Tout le monde était embauché en CDI, et certains étaient parfois payés huit ou dix mois à ne rien faire en attendant le prochain film.

Philippe Lombard

à franceinfo

Après la mort de Goscinny, Uderzo solde vite l'aventure ruineuse des studios Idéfix, enterrant au passage le projet de long métrage sur Oumpah-Pah qui était en chantier. Il faudra attendre vingt ans pour que l'animation française, portée par l'école des Gobelins, accouche des studios Illumination (Moi, moche et méchant) et Mikros (Le Domaine des dieux). 

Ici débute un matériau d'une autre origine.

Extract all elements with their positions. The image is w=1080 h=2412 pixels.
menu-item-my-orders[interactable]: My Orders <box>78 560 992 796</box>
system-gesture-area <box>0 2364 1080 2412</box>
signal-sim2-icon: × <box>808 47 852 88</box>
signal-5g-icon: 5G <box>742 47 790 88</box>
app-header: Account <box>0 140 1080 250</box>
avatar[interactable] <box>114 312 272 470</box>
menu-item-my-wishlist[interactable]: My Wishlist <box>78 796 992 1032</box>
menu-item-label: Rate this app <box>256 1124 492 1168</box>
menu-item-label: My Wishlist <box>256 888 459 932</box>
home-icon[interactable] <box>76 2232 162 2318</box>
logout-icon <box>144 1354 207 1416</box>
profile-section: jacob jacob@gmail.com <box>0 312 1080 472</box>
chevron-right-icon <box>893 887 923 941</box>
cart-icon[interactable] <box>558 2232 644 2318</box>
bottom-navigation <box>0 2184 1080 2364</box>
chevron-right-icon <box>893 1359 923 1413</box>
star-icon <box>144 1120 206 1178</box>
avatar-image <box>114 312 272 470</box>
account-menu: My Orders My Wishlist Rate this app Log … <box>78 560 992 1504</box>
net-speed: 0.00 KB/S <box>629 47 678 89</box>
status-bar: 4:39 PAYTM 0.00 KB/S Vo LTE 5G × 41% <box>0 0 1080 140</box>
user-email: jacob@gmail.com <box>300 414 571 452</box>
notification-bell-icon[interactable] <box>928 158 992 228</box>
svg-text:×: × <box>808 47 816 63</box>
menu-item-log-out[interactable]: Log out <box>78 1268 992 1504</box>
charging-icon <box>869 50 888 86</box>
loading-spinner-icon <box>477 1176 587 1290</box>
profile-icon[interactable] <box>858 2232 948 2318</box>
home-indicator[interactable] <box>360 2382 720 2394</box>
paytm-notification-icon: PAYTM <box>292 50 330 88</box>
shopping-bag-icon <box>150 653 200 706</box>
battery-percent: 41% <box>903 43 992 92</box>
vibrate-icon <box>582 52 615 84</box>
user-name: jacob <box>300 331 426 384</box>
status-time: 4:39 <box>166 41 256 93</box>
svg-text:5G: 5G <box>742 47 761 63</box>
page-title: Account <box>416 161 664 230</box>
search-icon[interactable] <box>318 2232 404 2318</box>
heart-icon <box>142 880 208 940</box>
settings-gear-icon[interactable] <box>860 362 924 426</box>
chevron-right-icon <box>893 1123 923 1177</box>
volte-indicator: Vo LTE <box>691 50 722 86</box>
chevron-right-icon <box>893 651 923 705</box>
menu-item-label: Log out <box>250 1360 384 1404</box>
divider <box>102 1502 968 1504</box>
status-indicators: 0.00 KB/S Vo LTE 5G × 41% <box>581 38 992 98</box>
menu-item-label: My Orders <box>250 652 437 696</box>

Si Goscinny a connu plusieurs succès sur grand écran, au premier rang desquels Le Viager, son film le plus alléchant demeure celui qui n'a jamais pu se faire : son Iznogoud co-écrit avec Pierre Tchernia. Celui-ci s'était chargé d'approcher Louis de Funès, qui avait sur le papier tous les attributs pour incarner le personnage. Refus de "Fufu" qui, selon Uderzo, "avait plutôt envie d'incarner Astérix". Le projet avait déjà tourné court, une estimation du coût du tournage ayant refroidi les ardeurs des deux compères. "Forcément, recréer Les Mille et Une Nuits sur un plateau de cinéma, ça ne se fait pas avec trois francs six sous", déplore Philippe Lombard. Là encore, les effets spéciaux numériques arriveront vingt ans trop tard…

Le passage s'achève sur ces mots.